Downtown Alliance Applauds Justice Department Decision to Keep Terror Trials Out of Lower Manhattan

04/04/2011
Downtown Alliance Applauds Justice Department Decision to Keep Terror Trials Out of Lower Manhattan

Alliance for Downtown New York Chairman Robert R. Douglass and President Elizabeth H. Berger issued the following statement today after U.S. Justice Department officials announced that the trial of Khalid Sheikh Mohammed and four other men accused of planning the September 11, 2001 attacks on the World Trade Center will be held in Guantanamo Bay, Cuba.

The Alliance for Downtown New York applauds the U.S. Justice Department’s decision to try Khalid Sheikh Mohammed and other 9/11 terror suspects in Guantanamo Bay, Cuba.

“The Federal Courthouse in Lower Manhattan was never a wise first choice as a venue for the trials,” said Robert R. Douglass, Chairman of the Downtown Alliance. “It is situated near some of the most densely populated business addresses and residential neighborhoods in America, and at the heart of a regional transportation network through which hundreds of thousands of people pass each day.”

Within hours on the morning of Sept. 11, 2001, Lower Manhattan lost 2,749 lives, 60,000 jobs and 13 million square feet of office space. The community has spent the last nine years building back—with remarkable success.
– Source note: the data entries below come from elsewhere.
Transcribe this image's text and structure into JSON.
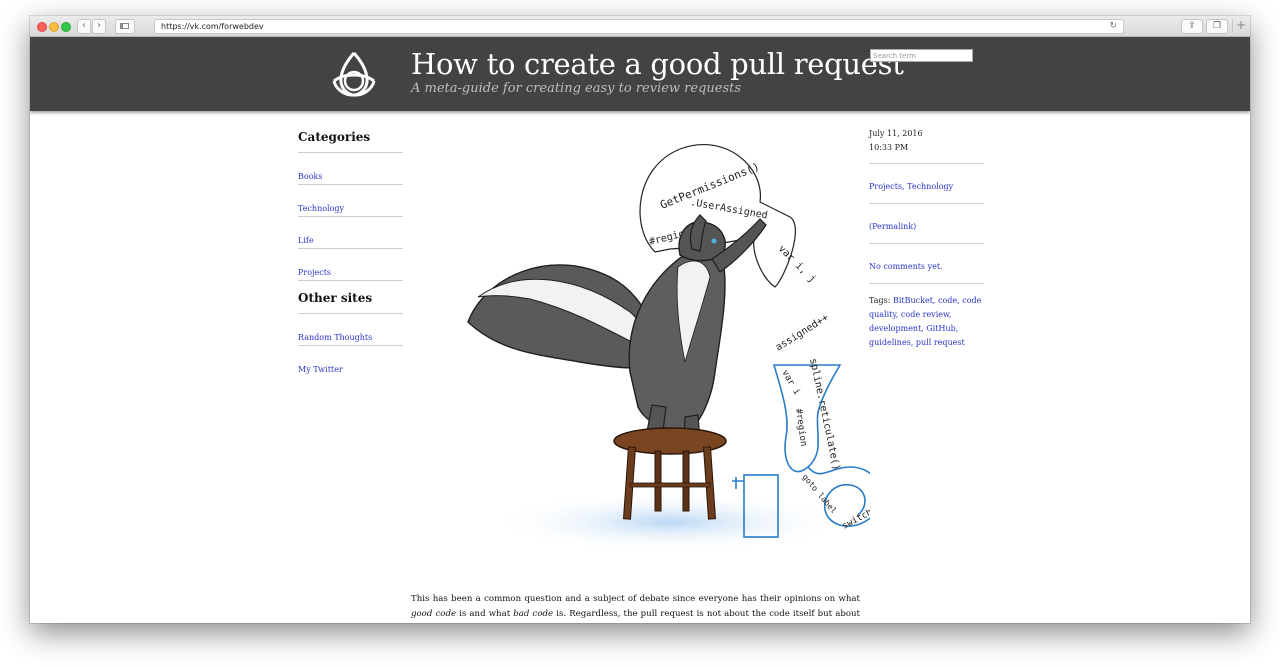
{
  "browser": {
    "url": "https://vk.com/forwebdev",
    "back_label": "‹",
    "forward_label": "›",
    "reload_label": "↻",
    "share_label": "⇪",
    "tabs_label": "❐",
    "newtab_label": "+"
  },
  "site": {
    "title": "How to create a good pull request",
    "tagline": "A meta-guide for creating easy to review requests",
    "search_placeholder": "Search term"
  },
  "sidebar": {
    "categories_heading": "Categories",
    "categories": [
      {
        "label": "Books"
      },
      {
        "label": "Technology"
      },
      {
        "label": "Life"
      },
      {
        "label": "Projects"
      }
    ],
    "other_heading": "Other sites",
    "other_sites": [
      {
        "label": "Random Thoughts"
      },
      {
        "label": "My Twitter"
      }
    ]
  },
  "illustration": {
    "bubble_line1": "GetPermissions()",
    "bubble_line2": ".UserAssigned",
    "bubble_line3": "#region",
    "flask_text": "var i, j",
    "assigned_text": "assigned++",
    "tube_text1": "spline.reticulate()",
    "tube_text2": "var i",
    "tube_text3": "#region",
    "coil_text1": "goto label",
    "coil_text2": "switch"
  },
  "post": {
    "date": "July 11, 2016",
    "time": "10:33 PM",
    "categories_link": "Projects, Technology",
    "permalink": "(Permalink)",
    "comments": "No comments yet.",
    "tags_label": "Tags:",
    "tags_text": "BitBucket, code, code quality, code review, development, GitHub, guidelines, pull request",
    "body_p1": "This has been a common question and a subject of debate since everyone has their opinions on what ",
    "body_em1": "good code",
    "body_p2": " is and what ",
    "body_em2": "bad code",
    "body_p3": " is. Regardless, the pull request is not about the code itself but about the"
  },
  "colors": {
    "header_bg": "#434343",
    "link": "#2a35c9",
    "apparatus_blue": "#2a7cc7",
    "stool_brown": "#6b3d1c"
  }
}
Its residential population has more than doubled, to 56,000, and Lower Manhattan is America’s fourth-largest central business district—with 306,000 workers and more than 600 retailers.

“Lower Manhattan is back, but the trials would’ve slowed the momentum of our recovery,” said Elizabeth H. Berger, President of the Downtown Alliance. “I commend the Obama administration and the U.S. Department of Justice for identifying a more suitable site for the trials, and I thank our local elected officials and business and community leaders for uniting in opposition to trials in Lower Manhattan.”